- Born: c.1993 Kipsirichoi
- Education: University of Nairobi
- Occupation: politician
- Known for: young MP
- Political party: United Democratic Alliance

= Cynthia Muge =

Kenyan politician

Cynthia Muge nicknamed Cheptikonyol (born c.1993) is a Kenyan politician. She served in Kilibwoni and she was elected in a landslide victory in 2022 to the National Assembly to represent Nandi County.

==Life==
Muge was born on 29 July 1993 in a village called Kipsirichoi in the Emgwen Constituency of Nandi County. She attended the Moi Girls Insiya high school and later graduated from the University of Nairobi in 2016 with a degree in Urban and Regional Planning.
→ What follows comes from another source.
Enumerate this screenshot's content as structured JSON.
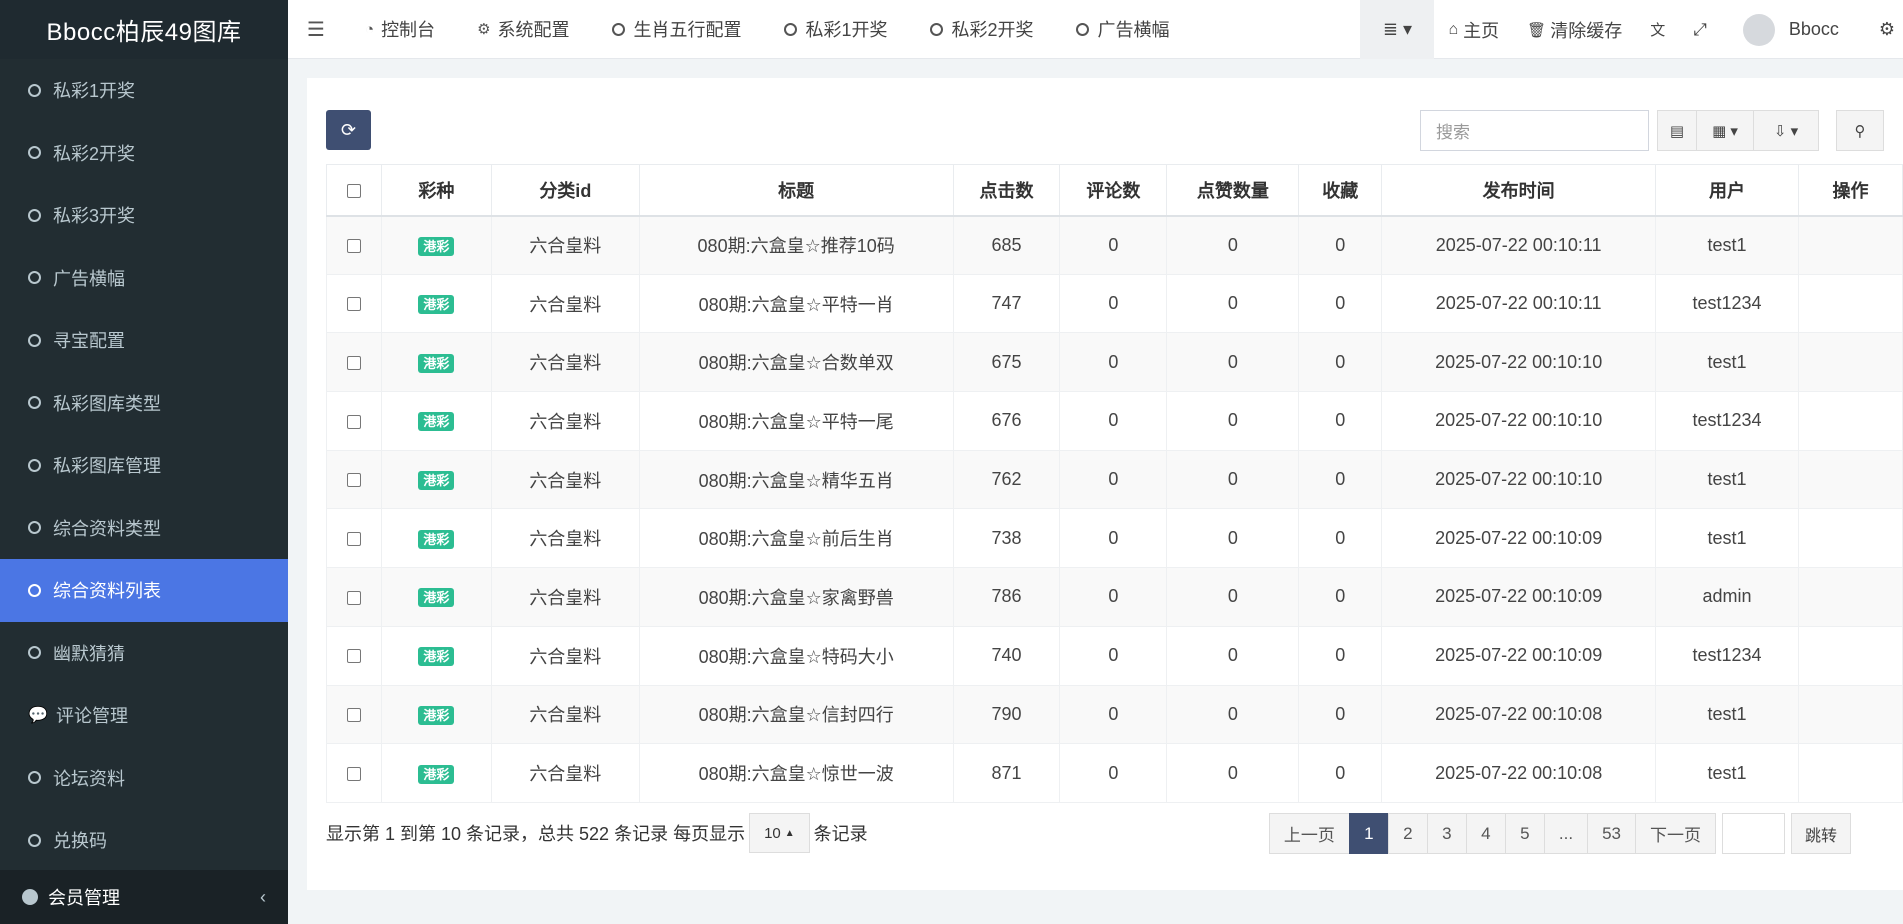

She later returned to study Project Planning and Management in 2018 and was awarded a masters degree in 2020.

Muge was elected a member of the County Assembly of Kilibwoni ward in Nandi County in 2017. She had run as an independent and she emerged victorious in a tightly contested race.
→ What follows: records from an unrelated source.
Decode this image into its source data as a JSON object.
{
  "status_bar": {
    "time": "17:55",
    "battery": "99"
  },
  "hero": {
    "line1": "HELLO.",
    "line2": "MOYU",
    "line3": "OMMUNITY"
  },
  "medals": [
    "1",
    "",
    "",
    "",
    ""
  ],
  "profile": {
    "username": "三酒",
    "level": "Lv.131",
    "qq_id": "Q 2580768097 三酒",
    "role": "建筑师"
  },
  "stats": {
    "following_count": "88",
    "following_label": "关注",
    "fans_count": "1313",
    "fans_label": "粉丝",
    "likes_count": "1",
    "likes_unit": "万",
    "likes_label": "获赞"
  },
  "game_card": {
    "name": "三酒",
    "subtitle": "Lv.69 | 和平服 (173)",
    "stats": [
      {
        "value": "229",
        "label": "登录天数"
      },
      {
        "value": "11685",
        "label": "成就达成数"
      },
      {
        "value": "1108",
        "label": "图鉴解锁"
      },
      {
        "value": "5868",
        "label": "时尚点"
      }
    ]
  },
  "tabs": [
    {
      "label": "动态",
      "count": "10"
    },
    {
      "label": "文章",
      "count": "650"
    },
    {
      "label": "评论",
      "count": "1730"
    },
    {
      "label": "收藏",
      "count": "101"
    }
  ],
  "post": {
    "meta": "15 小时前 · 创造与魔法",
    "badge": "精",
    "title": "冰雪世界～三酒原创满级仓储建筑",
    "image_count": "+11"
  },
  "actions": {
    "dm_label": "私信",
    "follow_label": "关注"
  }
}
Hon. Muge was the youngest of the six women politicians who were elected MPs on 9 August 2022 general elections after serving in the respective county assemblies. The other five were Beatrice Elachi came from Nairobi county, Umul Ker Kassim was from Garissa County, Fatuma Masito was from Kwale County, Susan Ngugi Mwindo from Tharacki Nithi and Leah Sopiarto was from the Kajiarto government.
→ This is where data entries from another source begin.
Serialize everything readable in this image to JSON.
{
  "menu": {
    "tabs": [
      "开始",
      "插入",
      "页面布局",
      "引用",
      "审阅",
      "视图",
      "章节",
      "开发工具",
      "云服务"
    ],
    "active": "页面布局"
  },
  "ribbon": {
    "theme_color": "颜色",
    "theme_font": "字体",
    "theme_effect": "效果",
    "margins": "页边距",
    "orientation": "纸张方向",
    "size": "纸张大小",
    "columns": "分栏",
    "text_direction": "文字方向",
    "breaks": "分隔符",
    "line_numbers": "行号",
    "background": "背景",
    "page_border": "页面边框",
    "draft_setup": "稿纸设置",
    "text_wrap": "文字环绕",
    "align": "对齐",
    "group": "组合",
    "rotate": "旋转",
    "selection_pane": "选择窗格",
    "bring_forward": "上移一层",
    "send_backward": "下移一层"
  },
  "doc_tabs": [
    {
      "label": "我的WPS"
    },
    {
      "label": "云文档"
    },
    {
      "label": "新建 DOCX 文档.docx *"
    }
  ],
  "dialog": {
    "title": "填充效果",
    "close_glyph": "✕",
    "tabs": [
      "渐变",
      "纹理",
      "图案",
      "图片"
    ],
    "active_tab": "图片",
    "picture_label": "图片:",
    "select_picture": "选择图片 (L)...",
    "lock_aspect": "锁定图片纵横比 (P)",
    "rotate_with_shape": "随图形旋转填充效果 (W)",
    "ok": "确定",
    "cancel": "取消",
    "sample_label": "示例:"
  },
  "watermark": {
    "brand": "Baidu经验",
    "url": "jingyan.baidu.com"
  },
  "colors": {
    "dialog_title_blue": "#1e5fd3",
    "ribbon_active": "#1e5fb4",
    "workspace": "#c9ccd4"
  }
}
After the 2022 election she introduced several programmes for empowering women her area. One such programme is the Mama na Kahawa project that encourages women to become coffee farmers through distribution of seedlings. Muge noted that women engaged in prolonged ageicultural menial work but they enjoyed little benefits. She also extended training programmes so that they could help revive the coffee industry. By 2025 the project was distributing 500,000 coffee plant seedlings to 5,000 women.